Across the entire operating system feature set, these two phones are remarkably aligned — sharing identical support for dark mode, dynamic theming, split-screen, picture-in-picture, on-device machine learning, and a full suite of privacy controls. In practice, day-to-day software experience will feel nearly indistinguishable between them. The two differentiators that do exist, however, are worth noting. The TCL NxtPaper 60 Ultra ships with Android 15, while the Oukitel WP60 runs Android 14. A newer Android version brings incremental security patches, privacy refinements, and system-level improvements — and since neither device receives direct OS updates according to the specs, the version each ships with may well be the version it keeps long-term. Starting one generation ahead gives the TCL a modest but real advantage in longevity and baseline security posture.

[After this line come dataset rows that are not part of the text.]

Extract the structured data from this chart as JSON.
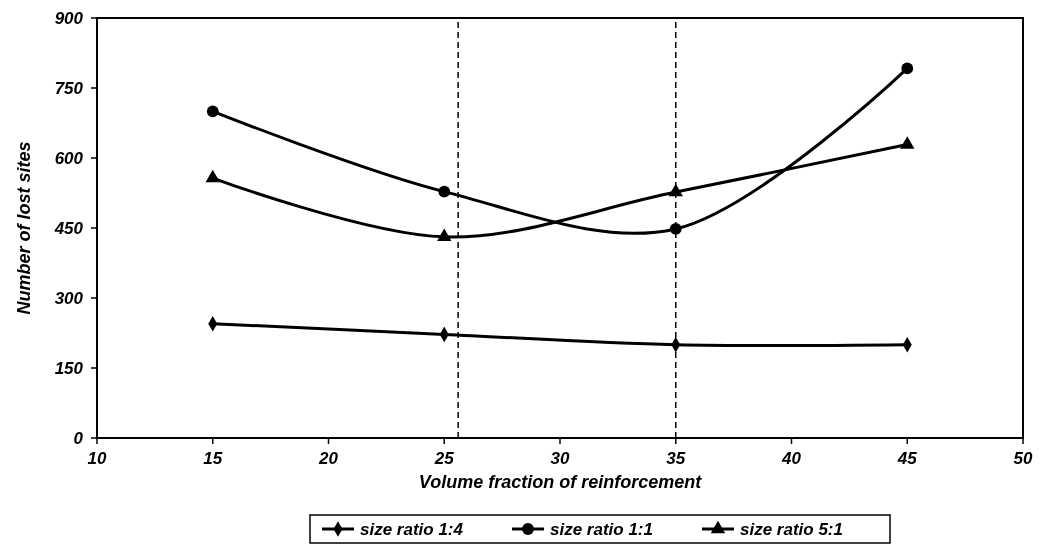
{
  "chart_data": {
    "type": "line",
    "xlabel": "Volume fraction of reinforcement",
    "ylabel": "Number of lost sites",
    "xlim": [
      10,
      50
    ],
    "xticks": [
      10,
      15,
      20,
      25,
      30,
      35,
      40,
      45,
      50
    ],
    "ylim": [
      0,
      900
    ],
    "yticks": [
      0,
      150,
      300,
      450,
      600,
      750,
      900
    ],
    "legend": "bottom",
    "grid": false,
    "line_style": "solid",
    "series": [
      {
        "name": "size ratio 1:4",
        "color": "#000000",
        "marker": "diamond",
        "x": [
          15,
          25,
          35,
          45
        ],
        "values": [
          245,
          222,
          200,
          200
        ]
      },
      {
        "name": "size ratio 1:1",
        "color": "#000000",
        "marker": "circle",
        "x": [
          15,
          25,
          35,
          45
        ],
        "values": [
          700,
          528,
          448,
          792
        ]
      },
      {
        "name": "size ratio 5:1",
        "color": "#000000",
        "marker": "triangle",
        "x": [
          15,
          25,
          35,
          45
        ],
        "values": [
          557,
          431,
          527,
          629
        ]
      }
    ],
    "ref_lines": [
      {
        "axis": "x",
        "value": 25.6,
        "color": "#000000",
        "line_style": "dashed"
      },
      {
        "axis": "x",
        "value": 35,
        "color": "#000000",
        "line_style": "dashed"
      }
    ]
  }
}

The only other functional difference is that the TCL supports app offloading, which the WP60 does not. App offloading allows the system to remove an app's installation files while retaining its data, freeing up storage without losing user progress or settings. On a device with 512 GB of internal storage, this feature is unlikely to be critical for most users — but it represents an added layer of storage management flexibility.
Given how closely matched these two are, the TCL NxtPaper 60 Ultra holds a narrow software edge, driven primarily by its newer Android version. For users who prioritize long-term security or want the latest platform features out of the box, this distinction matters. For anyone else, the OS experience across both phones is effectively equivalent.